2. É de salientar mais uma vez, no campo simplesmente pedagógico, a impossibilidade de elegerem-se obstáculos em se tratando da ação constitucional de habeas corpus, no que voltada à preservação da liberdade. A medida é cabível quer no caso de decisão monocrática ou de colegiado, definitiva ou precária, sendo suficiente que se tenha a configuração de ato ilegal de constrangimento. Impetrações sucessivas guardam sintonia com a ordem jurídica e constitucional, podendo ocorrer até mesmo a repetição, perante idêntico órgão, do habeas. Para tanto, basta que se aponte fato não considerado na impetração anterior ou levado em conta sem a necessária análise. Assim, caso a caso, deve ser sopesada a pertinência do habeas, isso na hipótese de ataque a decisão precária e efêmera implementada, por outro Juízo, ante idêntica medida.
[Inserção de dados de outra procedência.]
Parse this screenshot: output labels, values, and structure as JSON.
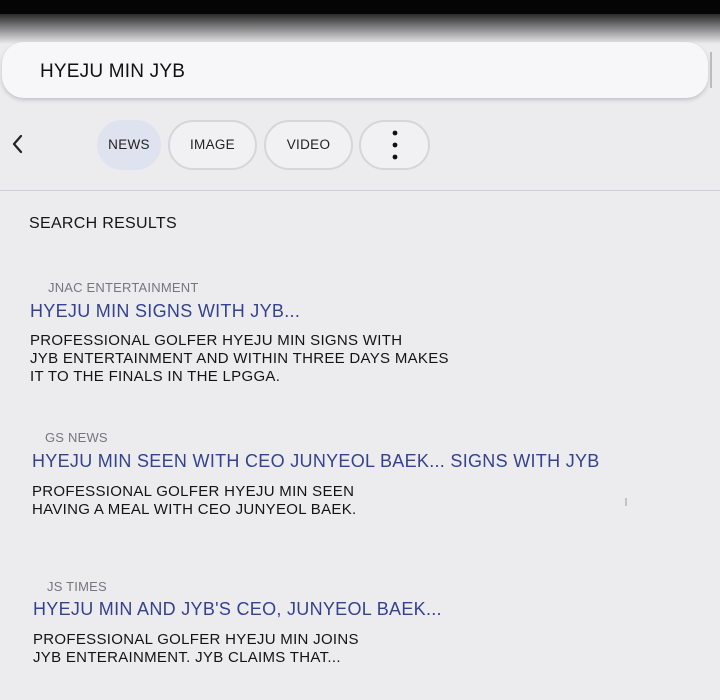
{
  "search": {
    "query": "HYEJU MIN JYB"
  },
  "tabs": [
    {
      "label": "NEWS",
      "active": true
    },
    {
      "label": "IMAGE",
      "active": false
    },
    {
      "label": "VIDEO",
      "active": false
    }
  ],
  "icons": {
    "back": "chevron-left-icon",
    "more": "more-vertical-icon"
  },
  "colors": {
    "title_link": "#34428f",
    "active_tab": "#dfe3ef",
    "source_text": "#77777b"
  },
  "results_heading": "SEARCH RESULTS",
  "results": [
    {
      "source": "JNAC ENTERTAINMENT",
      "title": "HYEJU MIN SIGNS WITH JYB...",
      "snippet": "PROFESSIONAL GOLFER HYEJU MIN SIGNS WITH\nJYB ENTERTAINMENT AND WITHIN THREE DAYS MAKES\nIT TO THE FINALS IN THE LPGGA."
    },
    {
      "source": "GS NEWS",
      "title": "HYEJU MIN SEEN WITH CEO JUNYEOL BAEK... SIGNS WITH JYB",
      "snippet": "PROFESSIONAL GOLFER HYEJU MIN SEEN\nHAVING A MEAL WITH CEO JUNYEOL BAEK."
    },
    {
      "source": "JS TIMES",
      "title": "HYEJU MIN AND JYB'S CEO, JUNYEOL BAEK...",
      "snippet": "PROFESSIONAL GOLFER HYEJU MIN JOINS\nJYB ENTERAINMENT. JYB CLAIMS THAT..."
    }
  ]
}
Feita esta observação, em respeito a certos precedentes, constatem-se os parâmetros da espécie. Conforme consta do acórdão proferido pelo Tribunal de Justiça do Estado do Rio de Janeiro, o paciente é primário e de bons antecedentes, possuindo não só domicílio, como também atividade ensejadora do acompanhamento público. É cantor popular de projeção. Pois bem, sem notícia de qualquer ato semelhante anterior, viu-se, consoante revelado por degravação, ligado a pessoas envolvidas com o tráfico, surgindo assim denúncia a atribuir-lhe a integração à quadrilha. Em suma, contando com vida profissional de inegável sucesso, foi denunciado pelo crime de tráfico de entorpecentes, passando, em certo processo, a ombrear com outros vinte acusados.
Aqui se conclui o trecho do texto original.